A new take on global warming

Discussion in 'Politics' started by tomdavis, Mar 18, 2013.

  1. Instead of the same old broken-record global warming posts we've all seen a million times before, here's a new take on the subject --at least it's new to me.

    This guy says that at least 50% of global warming is cause by "desertification" of the earth, not from burning fosil fuels.

    The video is 22 minutes long, but worth watching only because it's different.

    I have no idea if he's right or not, but at least it's not the same boring arguments over and over and over and over and over and over again.

  2. pspr


    Sorry, I had to quit listening when he got to the part where he killed 40,000 elephants in order to save the land and it didn't help.

    If he is saying the destruction of the rain forests and other forests are damaging the earth and the climate much more than the burning of fossil fuels, I think he is right. As they clear and burn, they are putting all of that carbon back into the atmosphere. I don't know the numbers but it probably rivals the burning of fossil fuels.
  3. You should have kept watching to the part where he shows how putting tens of thousands of cattle and sheep on the land will save the planet. That part of the presentation starts at about the half way point.

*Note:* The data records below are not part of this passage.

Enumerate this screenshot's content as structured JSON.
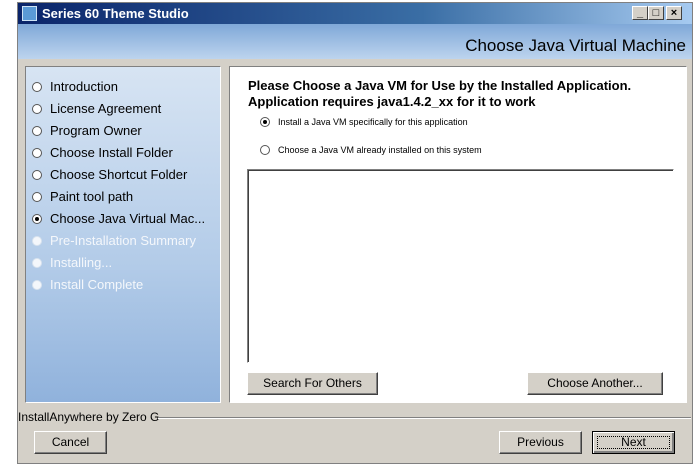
{
  "window": {
    "title": "Series 60 Theme Studio",
    "minimize": "_",
    "maximize": "□",
    "close": "×"
  },
  "header": {
    "page_title": "Choose Java Virtual Machine"
  },
  "steps": [
    {
      "label": "Introduction",
      "state": "done"
    },
    {
      "label": "License Agreement",
      "state": "done"
    },
    {
      "label": "Program Owner",
      "state": "done"
    },
    {
      "label": "Choose Install Folder",
      "state": "done"
    },
    {
      "label": "Choose Shortcut Folder",
      "state": "done"
    },
    {
      "label": "Paint tool path",
      "state": "done"
    },
    {
      "label": "Choose Java Virtual Mac...",
      "state": "current"
    },
    {
      "label": "Pre-Installation Summary",
      "state": "future"
    },
    {
      "label": "Installing...",
      "state": "future"
    },
    {
      "label": "Install Complete",
      "state": "future"
    }
  ],
  "content": {
    "heading_line1": "Please Choose a Java VM for Use by the Installed Application.",
    "heading_line2": "Application requires java1.4.2_xx for it to work",
    "option_install": "Install a Java VM specifically for this application",
    "option_existing": "Choose a Java VM already installed on this system",
    "selected_option": "install",
    "search_button": "Search For Others",
    "choose_button": "Choose Another..."
  },
  "footer": {
    "vendor": "InstallAnywhere by Zero G",
    "cancel": "Cancel",
    "previous": "Previous",
    "next": "Next"
  },
  "colors": {
    "titlebar_start": "#0a246a",
    "header_band": "#9fbde2",
    "window_face": "#d4d0c8"
  }
}
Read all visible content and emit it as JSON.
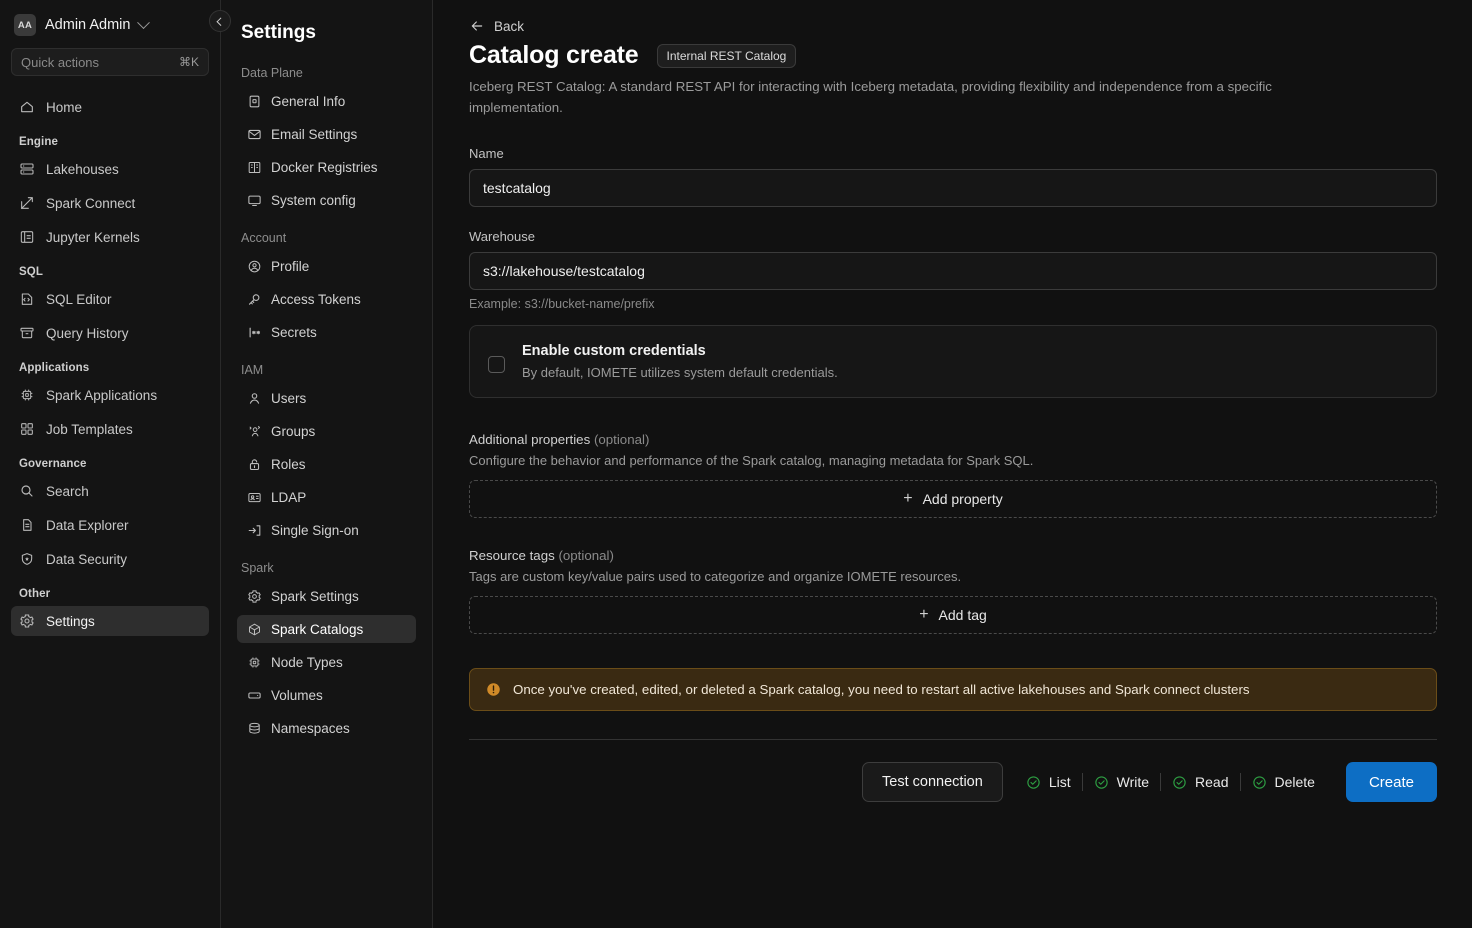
{
  "leftnav": {
    "user": {
      "initials": "AA",
      "name": "Admin Admin"
    },
    "quick_actions": {
      "placeholder": "Quick actions",
      "shortcut": "⌘K"
    },
    "home": {
      "label": "Home",
      "icon": "home-icon"
    },
    "groups": [
      {
        "label": "Engine",
        "items": [
          {
            "label": "Lakehouses",
            "icon": "lakehouse-icon"
          },
          {
            "label": "Spark Connect",
            "icon": "spark-connect-icon"
          },
          {
            "label": "Jupyter Kernels",
            "icon": "jupyter-kernels-icon"
          }
        ]
      },
      {
        "label": "SQL",
        "items": [
          {
            "label": "SQL Editor",
            "icon": "code-icon"
          },
          {
            "label": "Query History",
            "icon": "history-icon"
          }
        ]
      },
      {
        "label": "Applications",
        "items": [
          {
            "label": "Spark Applications",
            "icon": "chip-icon"
          },
          {
            "label": "Job Templates",
            "icon": "grid-icon"
          }
        ]
      },
      {
        "label": "Governance",
        "items": [
          {
            "label": "Search",
            "icon": "search-icon"
          },
          {
            "label": "Data Explorer",
            "icon": "document-icon"
          },
          {
            "label": "Data Security",
            "icon": "shield-icon"
          }
        ]
      },
      {
        "label": "Other",
        "items": [
          {
            "label": "Settings",
            "icon": "gear-icon",
            "active": true
          }
        ]
      }
    ]
  },
  "settings": {
    "title": "Settings",
    "groups": [
      {
        "label": "Data Plane",
        "items": [
          {
            "label": "General Info",
            "icon": "note-icon"
          },
          {
            "label": "Email Settings",
            "icon": "mail-icon"
          },
          {
            "label": "Docker Registries",
            "icon": "registry-icon"
          },
          {
            "label": "System config",
            "icon": "monitor-icon"
          }
        ]
      },
      {
        "label": "Account",
        "items": [
          {
            "label": "Profile",
            "icon": "user-circle-icon"
          },
          {
            "label": "Access Tokens",
            "icon": "key-icon"
          },
          {
            "label": "Secrets",
            "icon": "secrets-icon"
          }
        ]
      },
      {
        "label": "IAM",
        "items": [
          {
            "label": "Users",
            "icon": "user-icon"
          },
          {
            "label": "Groups",
            "icon": "users-icon"
          },
          {
            "label": "Roles",
            "icon": "lock-icon"
          },
          {
            "label": "LDAP",
            "icon": "id-card-icon"
          },
          {
            "label": "Single Sign-on",
            "icon": "sign-in-icon"
          }
        ]
      },
      {
        "label": "Spark",
        "items": [
          {
            "label": "Spark Settings",
            "icon": "gear-icon"
          },
          {
            "label": "Spark Catalogs",
            "icon": "cube-icon",
            "active": true
          },
          {
            "label": "Node Types",
            "icon": "chip-icon"
          },
          {
            "label": "Volumes",
            "icon": "volume-icon"
          },
          {
            "label": "Namespaces",
            "icon": "database-icon"
          }
        ]
      }
    ]
  },
  "main": {
    "back_label": "Back",
    "title": "Catalog create",
    "badge": "Internal REST Catalog",
    "subtitle": "Iceberg REST Catalog: A standard REST API for interacting with Iceberg metadata, providing flexibility and independence from a specific implementation.",
    "name_field": {
      "label": "Name",
      "value": "testcatalog",
      "placeholder": "Name"
    },
    "warehouse_field": {
      "label": "Warehouse",
      "value": "s3://lakehouse/testcatalog",
      "placeholder": "s3://bucket-name/prefix",
      "hint": "Example: s3://bucket-name/prefix"
    },
    "credentials": {
      "title": "Enable custom credentials",
      "description": "By default, IOMETE utilizes system default credentials.",
      "checked": false
    },
    "additional_properties": {
      "label": "Additional properties",
      "optional": "(optional)",
      "description": "Configure the behavior and performance of the Spark catalog, managing metadata for Spark SQL.",
      "add_label": "Add property"
    },
    "resource_tags": {
      "label": "Resource tags",
      "optional": "(optional)",
      "description": "Tags are custom key/value pairs used to categorize and organize IOMETE resources.",
      "add_label": "Add tag"
    },
    "warning": "Once you've created, edited, or deleted a Spark catalog, you need to restart all active lakehouses and Spark connect clusters",
    "footer": {
      "test_label": "Test connection",
      "statuses": [
        {
          "label": "List"
        },
        {
          "label": "Write"
        },
        {
          "label": "Read"
        },
        {
          "label": "Delete"
        }
      ],
      "create_label": "Create"
    }
  },
  "colors": {
    "accent": "#0d6ec4",
    "success": "#2ea043",
    "warning": "#d08a28",
    "bg": "#111111",
    "panel": "#141414"
  }
}
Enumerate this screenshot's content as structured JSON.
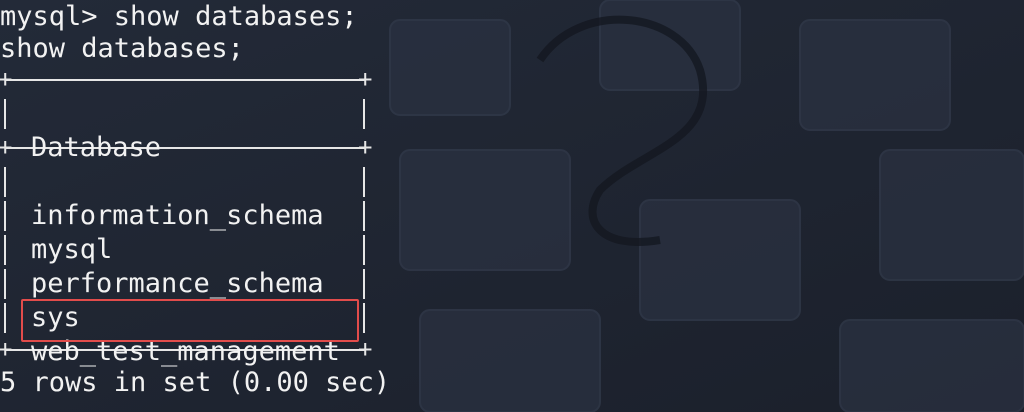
{
  "terminal": {
    "prompt_line": "mysql> show databases;",
    "echo_line": "show databases;",
    "table": {
      "header": "Database",
      "rows": [
        "information_schema",
        "mysql",
        "performance_schema",
        "sys",
        "web_test_management"
      ],
      "highlighted_row": "web_test_management"
    },
    "footer": "5 rows in set (0.00 sec)"
  },
  "colors": {
    "background": "#1f2533",
    "text": "#f2f2f2",
    "highlight": "#e24c4b"
  }
}
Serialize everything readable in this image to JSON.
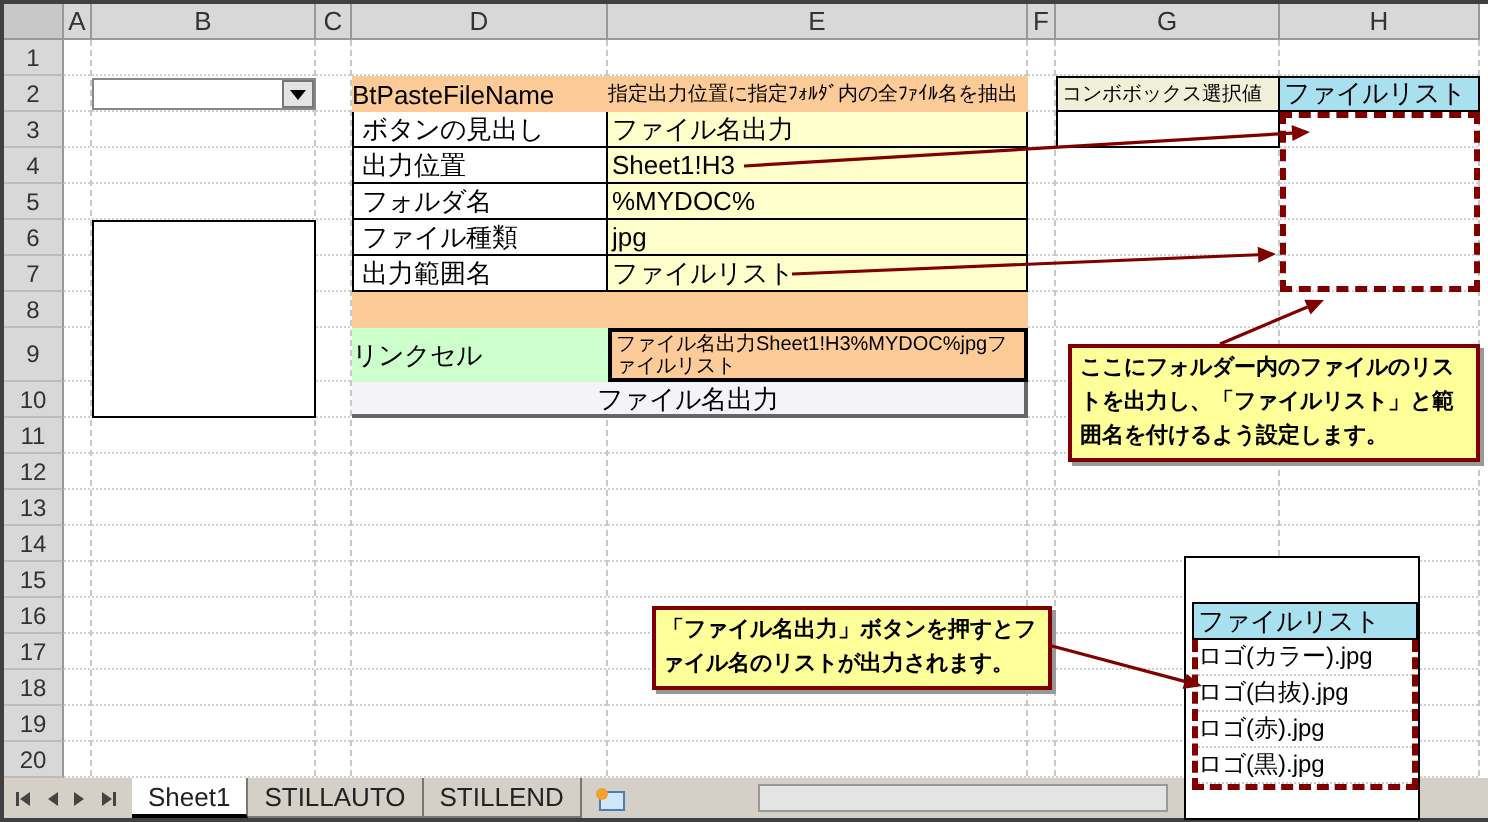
{
  "columns": [
    "A",
    "B",
    "C",
    "D",
    "E",
    "F",
    "G",
    "H"
  ],
  "rows": [
    "1",
    "2",
    "3",
    "4",
    "5",
    "6",
    "7",
    "8",
    "9",
    "10",
    "11",
    "12",
    "13",
    "14",
    "15",
    "16",
    "17",
    "18",
    "19",
    "20"
  ],
  "settings": {
    "title": "BtPasteFileName",
    "note": "指定出力位置に指定ﾌｫﾙﾀﾞ内の全ﾌｧｲﾙ名を抽出",
    "rows": [
      {
        "label": "ボタンの見出し",
        "value": "ファイル名出力"
      },
      {
        "label": "出力位置",
        "value": "Sheet1!H3"
      },
      {
        "label": "フォルダ名",
        "value": "%MYDOC%"
      },
      {
        "label": "ファイル種類",
        "value": "jpg"
      },
      {
        "label": "出力範囲名",
        "value": "ファイルリスト"
      }
    ],
    "link_label": "リンクセル",
    "link_value": "ファイル名出力Sheet1!H3%MYDOC%jpgファイルリスト",
    "button": "ファイル名出力"
  },
  "output": {
    "label": "コンボボックス選択値",
    "header": "ファイルリスト"
  },
  "callouts": [
    "ここにフォルダー内のファイルのリストを出力し、「ファイルリスト」と範囲名を付けるよう設定します。",
    "「ファイル名出力」ボタンを押すとファイル名のリストが出力されます。"
  ],
  "inset": {
    "header": "ファイルリスト",
    "items": [
      "ロゴ(カラー).jpg",
      "ロゴ(白抜).jpg",
      "ロゴ(赤).jpg",
      "ロゴ(黒).jpg"
    ]
  },
  "sheet_tabs": [
    {
      "label": "Sheet1",
      "selected": true
    },
    {
      "label": "STILLAUTO",
      "selected": false
    },
    {
      "label": "STILLEND",
      "selected": false
    }
  ]
}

    That's the twist. We need more cattle ranches to save the planet. I'm not kidding. That's what he not onlys says, but proves with over 30 years of research and millions of reclaimed acres. We need more cows and sheep. (Which I suppose will also increase the demand for cowboys and sheepdogs.)

    It's actually worth watching to the end. It starts out like a typical global warming politically-correct agenda, then takes a surprising turn in the middle of the presentation.

    I send this to my vegan friends when I want to drive them crazy.
  4. I take exception to his declaration that his idea is the only option left to prevent catastrophic climate change. And I question how effective his idea would be but the concept is interesting and can be one of the geoengineering tools that may have to be used.
  5. Before you "take exception" you should read the research supporting his hypothesis.




    The evidence is piling up in his favor.

    O’Mara, F.P. 2012. The Role of Grasslands in Food Security and Climate Change. Annals of Botony. 110:

    Follett, R.F., and Debbie A. Reed, 2010. Soil Carbon Sequestration in Grazing Lands: Societal
    Benefits and Policy Implications. Rangeland Ecology Management. 63. 4-15.

    Conant, R.T., 2010. Challenges and Opportunities for Carbon Sequestration in Grassland Systems: A
    Technical Report on Grassland Management and Climate Change Mitigation.
    Food and Agriculture Organization of the United Nations. Vol. 9. 1-67

    Fynn, A.J., P. Alvarez, J.R. Brown, M.R. George, C. Kustin, E.A. Laca, J.T. Oldfield, T. Schohr,
    C.L. Neely, and C.P. Wong. 2009. Soil Carbon Sequestration in U.S. Rangelands Issues
    Paper for Protocol Development. Environmental Defense Fund, New York, NY, USA. 1-47

    Follett, R.F., Kimble, J.M., Lal, R., 2001. The Potential of U.S. Grazing Lands to Sequester
    Carbon and Mitigate the Greenhouse Effect. CRC Press LLC. 1-457.

    Pinjuv, G., 2011. Gigaton Analysis of the Livestock Industry: The Case for Adoption of a Moderate
    Intensification Model. The Carbon War Room. 1-17.

    Gurian-Sherman D., 2011. Raising the Steaks: Global Warming and Pasture-Raised Beef
    Production in the United States. Union of Concerned Scientists. 1-56.
  6. pspr


    Don't confuse futurecurrents with facts. He abhors real factual data and analysis.
  7. In 2003, the New Zealand government proposed a tax on the flatulence emitted by sheep, cattle, and deer. Scientists estimated that methane emitted by belching livestock accounts for more than half of New Zealand's greenhouse gas emissions. The tax would have been used to fund research on agricultural emissions. It would have amounted to about NZ $0.10 per head. The New Zealand government abandoned the idea after farmers protested.

    The Environmental Protection Agency (EPA) recently proposed an idea to to charge livestock producers for the greenhouse gas (methane) their livestock emit when they perform normal bodily functions. If implemented, it would be devasting to the agricultural sector, especially dairy farms, as profit margins are already slim. The end result would simply be more food coming from overseas, less-regulated markets.
  8. Ricter


    The beauty of this discussion is that it's way beyond "is there any warming", and beyond "is CO2 the cause", those are understood as givens.
  9. pspr


    Why do you always couch your statements in false information? I think you revel in wrapping your controversial beliefs in innocuous comments.
  10. Those greenhouse gas numbers are true if you assume a static model. However, (according to Allan Savory) if you include the positive effects of land reclamation and reversing desertification, there's a large net positive contribution to reducing global warming when you increase cattle and sheep herds.